12.7 In view of the above discussion, the additions made by the AO is not correct more so when the documentary evidences in respect of the transactions were verifiable from the books of the appellant. Thus there was no case made out by the AO about the unexplained investments in the gold jewellery by the appellant. Thus, the protective addition made by the AO does not survive and hence the same is deleted. The ground of appeal is allowed.”
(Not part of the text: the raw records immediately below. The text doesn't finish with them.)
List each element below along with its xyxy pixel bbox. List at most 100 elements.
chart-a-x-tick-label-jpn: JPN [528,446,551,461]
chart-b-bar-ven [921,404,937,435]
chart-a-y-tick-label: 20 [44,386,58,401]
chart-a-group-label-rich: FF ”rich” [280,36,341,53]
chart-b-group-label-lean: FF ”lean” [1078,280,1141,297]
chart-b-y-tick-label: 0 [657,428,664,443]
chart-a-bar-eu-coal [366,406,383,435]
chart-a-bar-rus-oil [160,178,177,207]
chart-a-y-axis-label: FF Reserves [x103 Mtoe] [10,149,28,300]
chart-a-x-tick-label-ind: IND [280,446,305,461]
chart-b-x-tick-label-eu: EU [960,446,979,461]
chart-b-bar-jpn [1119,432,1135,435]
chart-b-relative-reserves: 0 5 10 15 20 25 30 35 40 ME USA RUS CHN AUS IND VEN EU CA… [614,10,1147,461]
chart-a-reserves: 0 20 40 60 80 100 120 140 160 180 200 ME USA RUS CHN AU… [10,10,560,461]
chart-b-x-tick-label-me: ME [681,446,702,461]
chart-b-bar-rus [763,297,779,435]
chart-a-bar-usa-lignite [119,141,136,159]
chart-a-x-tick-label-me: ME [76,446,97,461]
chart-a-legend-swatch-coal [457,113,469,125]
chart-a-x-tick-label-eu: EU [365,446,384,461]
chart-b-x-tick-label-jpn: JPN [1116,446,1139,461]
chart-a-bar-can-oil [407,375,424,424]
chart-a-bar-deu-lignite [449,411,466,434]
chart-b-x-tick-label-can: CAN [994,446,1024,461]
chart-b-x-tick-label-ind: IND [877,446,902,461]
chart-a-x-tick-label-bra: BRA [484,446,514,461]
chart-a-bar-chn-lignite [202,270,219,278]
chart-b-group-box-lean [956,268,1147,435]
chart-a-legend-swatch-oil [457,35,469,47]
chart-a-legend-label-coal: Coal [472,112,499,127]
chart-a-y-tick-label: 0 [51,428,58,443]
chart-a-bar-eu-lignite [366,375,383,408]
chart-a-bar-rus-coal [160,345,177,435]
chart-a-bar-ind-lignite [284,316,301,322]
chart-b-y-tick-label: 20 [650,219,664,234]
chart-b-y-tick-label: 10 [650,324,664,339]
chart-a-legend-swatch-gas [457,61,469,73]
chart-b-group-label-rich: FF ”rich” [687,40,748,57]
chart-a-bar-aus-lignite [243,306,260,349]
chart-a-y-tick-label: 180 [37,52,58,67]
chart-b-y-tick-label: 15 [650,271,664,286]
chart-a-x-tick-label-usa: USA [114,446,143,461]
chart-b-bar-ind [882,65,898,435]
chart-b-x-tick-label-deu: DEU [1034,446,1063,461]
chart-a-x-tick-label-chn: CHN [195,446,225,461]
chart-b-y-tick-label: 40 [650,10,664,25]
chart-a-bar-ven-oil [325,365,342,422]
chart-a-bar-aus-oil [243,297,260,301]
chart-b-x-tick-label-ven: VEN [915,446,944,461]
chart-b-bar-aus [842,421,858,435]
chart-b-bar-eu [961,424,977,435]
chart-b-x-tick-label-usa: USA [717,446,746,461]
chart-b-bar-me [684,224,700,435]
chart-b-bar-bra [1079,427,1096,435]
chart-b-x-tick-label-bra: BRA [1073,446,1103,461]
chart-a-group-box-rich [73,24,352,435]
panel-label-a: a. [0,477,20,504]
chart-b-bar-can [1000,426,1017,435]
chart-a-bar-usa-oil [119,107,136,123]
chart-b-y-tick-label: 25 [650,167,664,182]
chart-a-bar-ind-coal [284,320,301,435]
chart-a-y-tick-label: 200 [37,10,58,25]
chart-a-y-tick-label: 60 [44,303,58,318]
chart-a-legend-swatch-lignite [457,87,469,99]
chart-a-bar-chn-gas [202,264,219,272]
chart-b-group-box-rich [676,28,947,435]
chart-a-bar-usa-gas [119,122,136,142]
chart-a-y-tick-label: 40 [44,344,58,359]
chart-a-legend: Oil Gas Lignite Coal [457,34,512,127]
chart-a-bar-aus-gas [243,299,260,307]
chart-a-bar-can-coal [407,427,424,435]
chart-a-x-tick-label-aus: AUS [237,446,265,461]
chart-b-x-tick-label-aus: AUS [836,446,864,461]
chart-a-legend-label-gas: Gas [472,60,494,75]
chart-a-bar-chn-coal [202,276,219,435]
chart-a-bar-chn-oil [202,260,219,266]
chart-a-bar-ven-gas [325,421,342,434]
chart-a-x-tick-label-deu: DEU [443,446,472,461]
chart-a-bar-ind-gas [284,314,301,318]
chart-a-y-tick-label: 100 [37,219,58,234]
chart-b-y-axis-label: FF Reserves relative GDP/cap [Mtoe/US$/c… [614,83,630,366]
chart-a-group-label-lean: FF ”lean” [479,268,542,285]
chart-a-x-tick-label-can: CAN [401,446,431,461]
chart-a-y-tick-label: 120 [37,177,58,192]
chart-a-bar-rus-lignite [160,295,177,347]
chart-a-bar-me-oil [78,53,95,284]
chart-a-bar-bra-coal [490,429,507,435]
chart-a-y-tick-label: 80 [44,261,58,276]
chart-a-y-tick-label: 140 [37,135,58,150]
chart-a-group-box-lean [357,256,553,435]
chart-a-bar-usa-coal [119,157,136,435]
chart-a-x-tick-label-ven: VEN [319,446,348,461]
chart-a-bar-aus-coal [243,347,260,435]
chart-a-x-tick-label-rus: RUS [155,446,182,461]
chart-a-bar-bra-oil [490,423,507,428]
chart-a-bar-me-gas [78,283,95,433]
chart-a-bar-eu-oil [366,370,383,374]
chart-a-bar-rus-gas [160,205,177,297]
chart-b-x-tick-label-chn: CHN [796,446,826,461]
10. Thus, the CIT(A) recorded a finding that the writ applicant herein had purchased gold from M/s. Parv Kundan and Diamonds Private Limited vide the bill dated 26th October 2017 and had also made payment through the banking channels. There is a finding of fact recorded by the CIT(A) which has attained finality as the Revenue not thought fit to challenge the order passed by the CIT(A) before the appellate Tribunal that the purchases were duly accounted in the books of account of the assessee i.e. the writ applicant herein. The CIT(A) further recorded that even if the version of M/s. Parv Kundan and Diamonds Private Limited as regards the transaction with the writ applicant herein before the DDIT (Investigation), Delhi was to be accepted as true, still it would not make any difference because the purchase has been recorded in the books of account of the writ applicant and payment has been made by the writ applicant through banking channel. The CIT(A) came to the conclusion that the said purchase cannot be termed as unaccounted.
11. In view of the aforesaid findings recorded by the CIT(A) and such findings having attained finality as the order of CIT(A) has not been challenged further by the Revenue before the appellate Tribunal, we are left with no other option, but to accept the case put up by the writ applicant that he had purchased the gold in question from M/s. Parv Kundan and Diamonds Private Limited and had also accounted for the same in his books of account. In such circumstances, the Revenue cannot withhold the seized gold jewellary weighing 524.500 grams. It has got to be released in favour of the writ applicant.
12. In the result, this writ application succeeds and is hereby allowed. The respondent No.1 shall accord the approval for release of the seized gold jewellary weighing 524.500 grams in favour of the writ applicant at the earliest. Direct service is permitted.